Most firms report higher business levels
Evidence that the economy is gathering pace continued in a poll that found a majority of companies were reporting higher business levels. Figures from the CBI and accountants PwC found 60% of firms said business volumes were up while 11% said they were down in the three months to September, giving a balance of plus 49% which was the best reading since 2007. The report said the momentum was expected to continue into the final quarter of 2014.

With strong broad-based growth, financial services firms are relatively upbeat about future prospects. The poll found firms had returned to hiring, with employment in financial and insurance businesses forecast to be over 1.15m by the end of 2014, or 28,000 higher than the year before. The number of jobs being created in the City of London also increased by a third in September.

Low wages spell treasury shortfall
The Treasury is likely to see less income tax than expected flowing in to its coffers due to a mix of low wage growth and a large number of people employed in low paid jobs, the Office for Budget Responsibility has warned. The OBR said the shortfall was likely despite unemployment continuing to fall. It claims the Exchequer does better if wages and salaries rise as a result of people’s earnings going up than if employment goes up. This is because higher wages pull more people into higher income tax brackets. If employment is rising on its own it brings in more people at the bottom of the tax threshold.

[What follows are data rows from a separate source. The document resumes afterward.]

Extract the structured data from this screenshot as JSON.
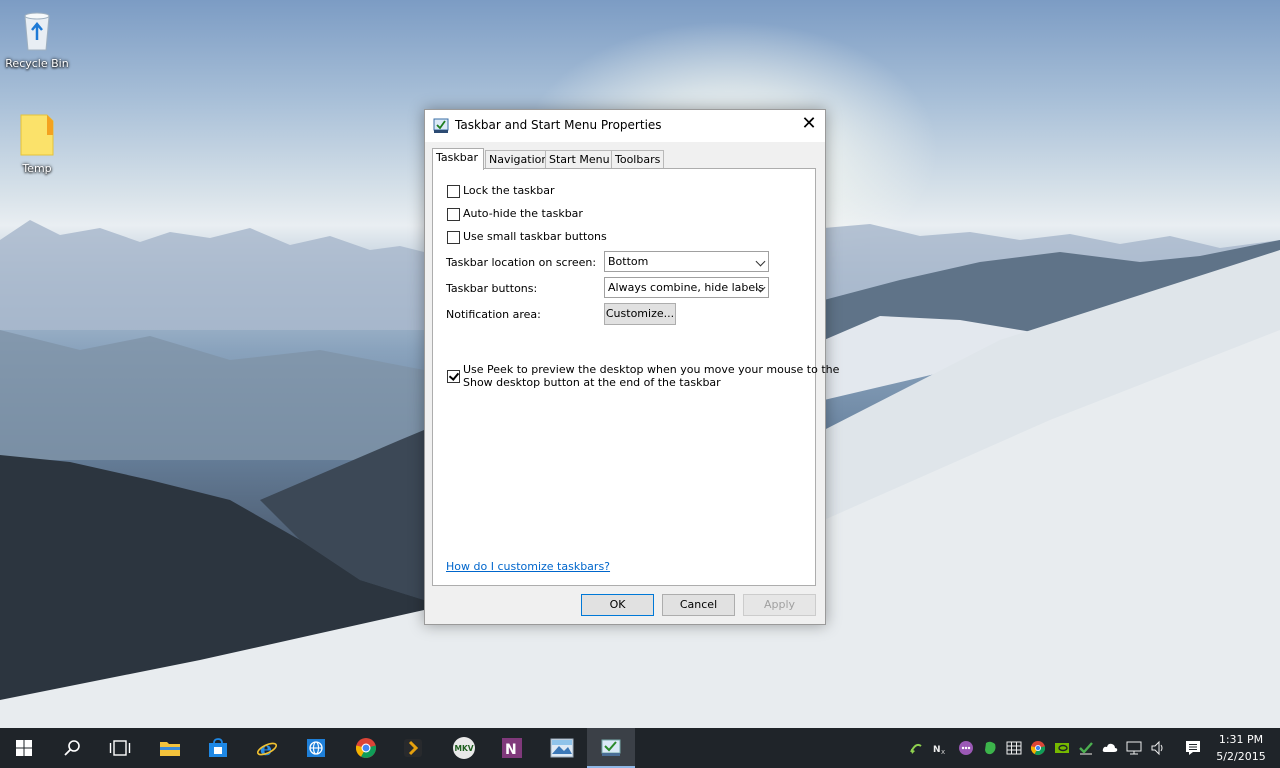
{
  "desktop": {
    "icons": [
      {
        "label": "Recycle Bin"
      },
      {
        "label": "Temp"
      }
    ]
  },
  "dialog": {
    "title": "Taskbar and Start Menu Properties",
    "close_label": "✕",
    "tabs": [
      {
        "label": "Taskbar",
        "active": true
      },
      {
        "label": "Navigation",
        "active": false
      },
      {
        "label": "Start Menu",
        "active": false
      },
      {
        "label": "Toolbars",
        "active": false
      }
    ],
    "checkboxes": [
      {
        "label": "Lock the taskbar",
        "checked": false
      },
      {
        "label": "Auto-hide the taskbar",
        "checked": false
      },
      {
        "label": "Use small taskbar buttons",
        "checked": false
      }
    ],
    "location_label": "Taskbar location on screen:",
    "location_value": "Bottom",
    "buttons_label": "Taskbar buttons:",
    "buttons_value": "Always combine, hide labels",
    "notification_label": "Notification area:",
    "customize_label": "Customize...",
    "peek_line1": "Use Peek to preview the desktop when you move your mouse to the",
    "peek_line2": "Show desktop button at the end of the taskbar",
    "peek_checked": true,
    "help_link": "How do I customize taskbars?",
    "ok_label": "OK",
    "cancel_label": "Cancel",
    "apply_label": "Apply"
  },
  "taskbar": {
    "apps": [
      {
        "name": "start-icon"
      },
      {
        "name": "search-icon"
      },
      {
        "name": "task-view-icon"
      },
      {
        "name": "file-explorer-icon"
      },
      {
        "name": "store-icon"
      },
      {
        "name": "internet-explorer-icon"
      },
      {
        "name": "globe-icon"
      },
      {
        "name": "chrome-icon"
      },
      {
        "name": "plex-icon"
      },
      {
        "name": "mkv-icon"
      },
      {
        "name": "onenote-icon"
      },
      {
        "name": "photos-icon"
      },
      {
        "name": "taskbar-properties-icon"
      }
    ],
    "time": "1:31 PM",
    "date": "5/2/2015",
    "accent": "#8fb7e6"
  }
}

Official figures showed that in July 73% of the UK population was employed, with the number of people in work having risen by 74,000 from the previous quarter to 30.61m. Just over 2m people are out of work, 6.2% of the workforce, the lowest unemployment rate since 2008. However much of the rise in employment has been fuelled by an increase in people in low paid jobs, as well as a rise in freelancers, which adds up to lower earnings and less income tax.

Parents postpone retirement and stump up
Parents are having to put off retirement for several years to fund their adult children’s lifestyles. Daughters are the most expensive, costing £35,920 between the ages of 18 and 30, compared with £30,251 for sons. The biggest expense is university or higher education fees, to which parents contribute an average of £5,482 per child. This is closely followed by helping young adults with house deposits (£5,218) and funding wedding celebrations (£4,903 per child).

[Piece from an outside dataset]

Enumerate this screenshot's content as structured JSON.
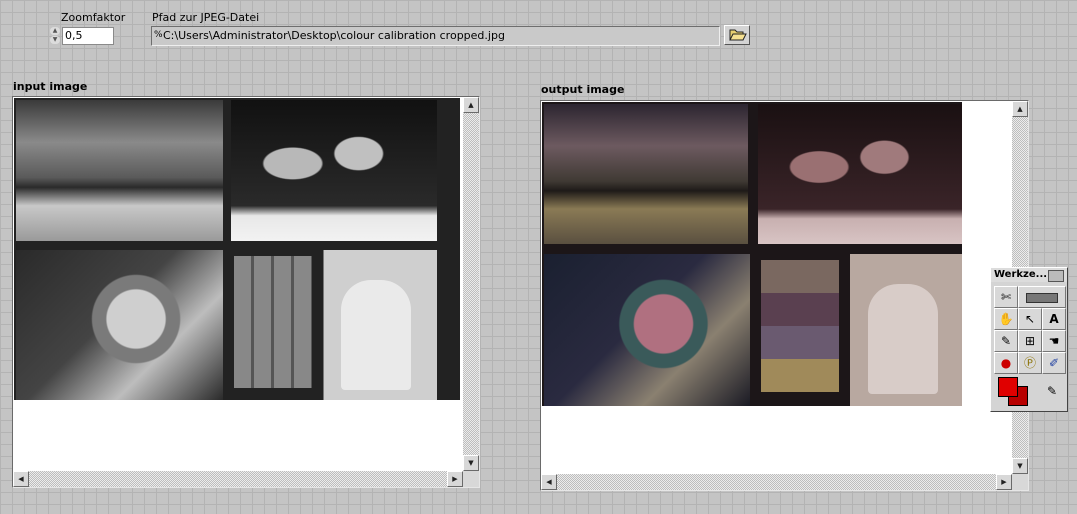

Surprisingly, 71% of parents continue to provide their adult children with an allowance, topping up their incomes by an average of £3,115. In the survey 44% of parents said that as a result they would have to retire three years later than planned, while two-thirds have had to raid their savings to support their children.

Middle aged least likely to save
People aged 35 to 54 are the most likely to hold no savings, the latest quarterly survey from National Savings and Investments has revealed. Its research shows 24% of those aged 35 to 44, and 23% of those between 45 and 55 currently have no savings. But only 6% of those aged over 65, and 11% between 16 and 24, are in the same boat.

The amount saved as proportion of income had been rising but this summer saw a fall. Last autumn, 7.8% of income was being saved each month and by spring this year it had risen to 8.2%. But this has now slipped back to 7.6%, or £101.66 a month. This is still ahead of 2007, when it dropped to 6.2%.

Fears deflation could spread
After a two-year break, the eurozone is back in the firing line as the news goes from bad to worse. Inflation in the single currency zone fell from 0.4% in August to 0.3% in September, according to the official statistics agency Eurostat. Prices are now rising at the slowest pace since the depths of the global downturn in October 2009, fuelling fears that the eurozone is heading for a disastrous bout of deflation.

A number of countries are already suffering from deflation, including Italy and Spain as well as Greece, Slovenia and Slovakia, as the falling oil price, squeezed pay packets and weak demand take their toll. Deflation, or falling prices, can cripple economies because it makes debts harder to service and can lead to people putting off investment and spending, because they wait for prices to fall further.